福島県教育センター所報ふくしま「窓」 No.122(H09/1997.11) -011/042page
そのような場合、二人の教師がチームを組めば、子どもを受け入れる“ふところ"は2倍となり、三人となれば、もっと多様な子どもの個性に対応することができ、わたしたちの“ふところ"はますます拡大できることになります。
つまり、私たち教師がチームを組めば、教師一人では対応が難しかった子どものよさや可能性を広く受け入れることができ、それだけに、子どものよさを生かし、可能性を伸ばすことができるようになると確信します。

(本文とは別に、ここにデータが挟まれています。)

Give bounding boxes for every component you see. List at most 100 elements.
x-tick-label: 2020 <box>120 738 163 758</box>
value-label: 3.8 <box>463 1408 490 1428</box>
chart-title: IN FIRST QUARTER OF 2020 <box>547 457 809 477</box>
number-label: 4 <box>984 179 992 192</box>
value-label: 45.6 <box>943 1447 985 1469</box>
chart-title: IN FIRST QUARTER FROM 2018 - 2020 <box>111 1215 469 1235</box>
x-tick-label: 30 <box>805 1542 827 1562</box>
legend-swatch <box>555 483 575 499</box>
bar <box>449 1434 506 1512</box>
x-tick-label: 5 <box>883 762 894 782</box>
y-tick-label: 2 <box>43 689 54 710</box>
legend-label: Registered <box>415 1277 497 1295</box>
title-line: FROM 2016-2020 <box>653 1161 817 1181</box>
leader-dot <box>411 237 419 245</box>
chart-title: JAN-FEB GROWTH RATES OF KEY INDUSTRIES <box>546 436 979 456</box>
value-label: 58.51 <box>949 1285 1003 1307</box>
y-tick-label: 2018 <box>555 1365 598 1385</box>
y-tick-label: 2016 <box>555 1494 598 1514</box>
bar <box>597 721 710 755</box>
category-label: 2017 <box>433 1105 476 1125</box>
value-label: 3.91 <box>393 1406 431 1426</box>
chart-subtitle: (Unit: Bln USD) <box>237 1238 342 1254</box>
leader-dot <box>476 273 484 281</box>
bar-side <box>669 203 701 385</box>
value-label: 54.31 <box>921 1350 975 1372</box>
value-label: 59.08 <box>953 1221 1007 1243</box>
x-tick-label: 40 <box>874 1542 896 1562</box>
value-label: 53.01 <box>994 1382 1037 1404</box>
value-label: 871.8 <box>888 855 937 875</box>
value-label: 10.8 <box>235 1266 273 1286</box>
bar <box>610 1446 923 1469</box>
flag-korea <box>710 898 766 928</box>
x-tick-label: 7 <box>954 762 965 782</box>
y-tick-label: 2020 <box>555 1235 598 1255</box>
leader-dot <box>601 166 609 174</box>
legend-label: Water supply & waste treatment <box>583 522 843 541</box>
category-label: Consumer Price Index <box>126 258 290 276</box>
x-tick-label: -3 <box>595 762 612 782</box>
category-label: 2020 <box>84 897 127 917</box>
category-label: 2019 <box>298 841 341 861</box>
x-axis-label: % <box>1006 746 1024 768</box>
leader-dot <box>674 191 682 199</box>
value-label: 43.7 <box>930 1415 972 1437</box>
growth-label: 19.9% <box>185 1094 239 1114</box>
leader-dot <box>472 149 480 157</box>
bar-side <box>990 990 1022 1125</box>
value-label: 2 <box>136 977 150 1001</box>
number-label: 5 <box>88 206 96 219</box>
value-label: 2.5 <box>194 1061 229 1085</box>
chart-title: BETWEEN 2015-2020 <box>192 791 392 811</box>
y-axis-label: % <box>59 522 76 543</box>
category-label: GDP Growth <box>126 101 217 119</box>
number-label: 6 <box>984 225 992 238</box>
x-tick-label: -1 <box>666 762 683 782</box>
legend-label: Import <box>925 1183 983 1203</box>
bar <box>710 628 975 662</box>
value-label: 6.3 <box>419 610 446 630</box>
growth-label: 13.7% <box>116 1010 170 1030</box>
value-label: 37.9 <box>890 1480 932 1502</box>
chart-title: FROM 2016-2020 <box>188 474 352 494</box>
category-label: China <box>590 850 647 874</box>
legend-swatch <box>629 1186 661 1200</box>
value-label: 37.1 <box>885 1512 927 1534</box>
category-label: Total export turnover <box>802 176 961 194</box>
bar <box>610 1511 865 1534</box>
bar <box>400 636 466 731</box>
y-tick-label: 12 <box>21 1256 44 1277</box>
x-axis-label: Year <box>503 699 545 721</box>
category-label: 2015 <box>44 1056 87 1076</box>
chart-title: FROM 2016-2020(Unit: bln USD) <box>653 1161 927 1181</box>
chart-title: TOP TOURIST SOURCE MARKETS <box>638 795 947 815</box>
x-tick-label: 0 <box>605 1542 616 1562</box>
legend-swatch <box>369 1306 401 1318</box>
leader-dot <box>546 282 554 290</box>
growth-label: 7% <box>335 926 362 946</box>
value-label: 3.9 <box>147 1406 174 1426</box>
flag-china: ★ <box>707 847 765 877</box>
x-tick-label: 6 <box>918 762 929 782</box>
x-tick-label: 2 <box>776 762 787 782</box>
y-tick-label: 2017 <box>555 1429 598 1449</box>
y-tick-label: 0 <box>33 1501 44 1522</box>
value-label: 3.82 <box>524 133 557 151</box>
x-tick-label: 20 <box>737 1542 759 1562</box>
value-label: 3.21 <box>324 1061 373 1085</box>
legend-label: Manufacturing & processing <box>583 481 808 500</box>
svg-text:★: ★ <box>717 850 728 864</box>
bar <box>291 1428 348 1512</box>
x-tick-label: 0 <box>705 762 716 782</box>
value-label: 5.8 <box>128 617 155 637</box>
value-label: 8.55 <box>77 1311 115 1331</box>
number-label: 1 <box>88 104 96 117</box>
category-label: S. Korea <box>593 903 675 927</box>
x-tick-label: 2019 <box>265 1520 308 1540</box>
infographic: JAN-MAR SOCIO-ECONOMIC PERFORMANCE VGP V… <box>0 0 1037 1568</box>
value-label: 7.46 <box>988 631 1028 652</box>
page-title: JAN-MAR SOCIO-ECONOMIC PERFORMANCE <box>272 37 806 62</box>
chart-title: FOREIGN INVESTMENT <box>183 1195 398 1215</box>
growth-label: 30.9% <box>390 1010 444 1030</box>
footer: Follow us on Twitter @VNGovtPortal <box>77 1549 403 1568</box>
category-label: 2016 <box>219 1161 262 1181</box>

これが、「学ぶ側の論理」に立った、今求められているティーム・ティーチングを進める上での大切な考え方であると思います。
(2)子どもの個性に応ずるT・Tの構想
ティーム・ティーチングは、「学ぶ側の論理」「子どもの個性の論理」に立って発想するだけに、これといった定型はなく、子どもや学校の実態に即して創意工夫していくことが、その効果を生み出す最人の因となると言われています。
このことを前提に、子どもの多様な個性・個人差に対応する観点から、どのような形態でティーム・ティーチングを展開していったらよいか、その基本的な姿をいくつかあげてみたいと思います。
1 学習集団を分担・協業する形態
この形態は、集団全体を一斉に指導する教師と、小グループを指導する教師、あるいは一人一人の子どもを個別に指導する教師とに分かれて、協力して授業を進める方法です。いわば、一斉指導と個別またはグループ指導とを同時に行うもので、個別(グループ)指導をきめ細かに行うことができるところに意味があります。
子どもが疑問に思ったり、グループに分かれて活動したりするときなど、その場で即時に学習の支援ができるので、子どもの学ぶ意欲や学習効果を高めるのに有効な指導形態と言えます。
2 複数学習コースを分担・協業する形態
この形態は、複数の学習コースを設定し、複数の教師が分担して授業を進める形態です。例えば、授業の導入段階は各学級で、展開の段階では学年全体で、そして子どもの興味・関心に応じて、学習コースを選択させ、そのコースごとに教師が分担して指導し、まとめの段階では、各学級あるいは学年全体でまとめる、というような学習形態が考えられます。
各コースの選択は、子どもの興味・関心ばかりでなく、学習のスキルの違い、学習スタイルの違い、生活体験の違い等によって分化するなど、多様な側面から一人一人のよさが生かせるよう考慮してコースの設定をすれば、主体的な学習が促進され、子どもは自分のよさを発揮して学習に取り組むものと思います。
3 授業の過程において分担・協業する形態
この形態は、授業過程の各段階において、必要に応じて教師が多様にかかわって指導する形態です。
作業や製作等の学習活動の場合、授業過程の各段階に沿って分担して教師が個別指導に当たることができ、最後までその子の学習活動を見守り続けることができます。